Abstract

Characterization of fault zones plays an important role for earthquake studies, geothermal and mineral resource exploration. This problem can be achieved by optimizing parameters of a defined synthetic model iteratively using gravity, gravity gradients or magnetic data. Curvature gradients indicate deviations of an equipotential surface from a spherical surface, therefore, reflecting deviations of mass distributions from a source point. In this study, differential curvature gradient is used as it identifies linear structures such as dip-slip faults and geological contacts. Curvature gradients are computed from gravity gradient observations which are derived from the high-resolution Earth Gravitational Model 2008. Estimating the fault parameters from gravity gradients is a complex nonlinear geophysical inverse problem that requires finding the minimum of a multi-variable cost function. A global optimization technique called simulated annealing (SA) is used to estimate location, dip angle and some depth parameters of the faults located in southwest side of the Thrace basin in Türkiye.

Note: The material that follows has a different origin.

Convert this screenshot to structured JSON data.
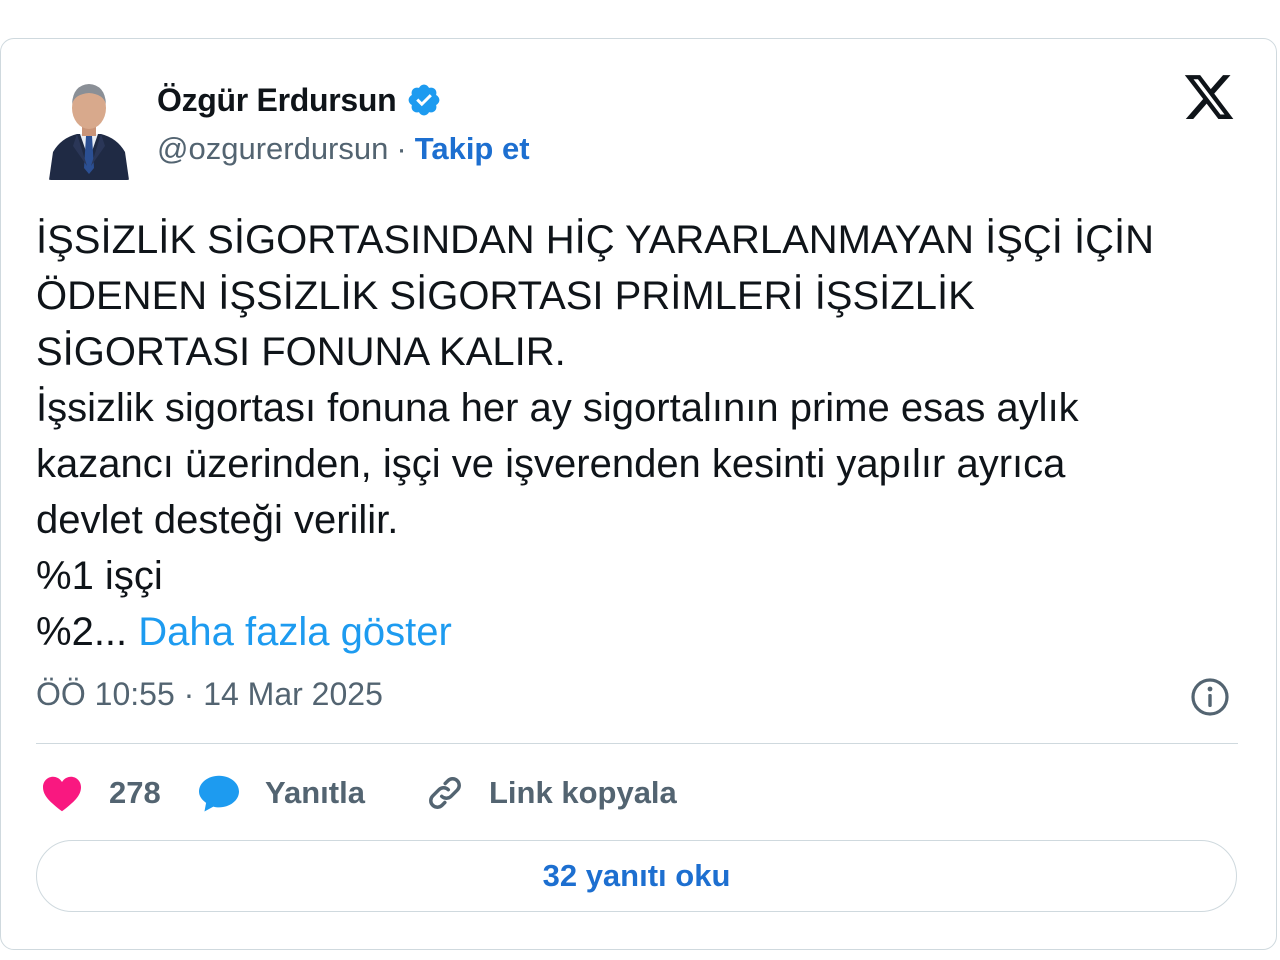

In the optimization technique, a straight solution is inevitably applied to calculate the theoretical anomaly to be compared with the observed anomaly in each search step. In this case, the problem requires constructing a mathematical or geophysical interpretation model. Such a model is designed as a dip-slip fault model. The results show that dip angle estimates indicate high-angle faults which are found to be consistent with the seismic studies.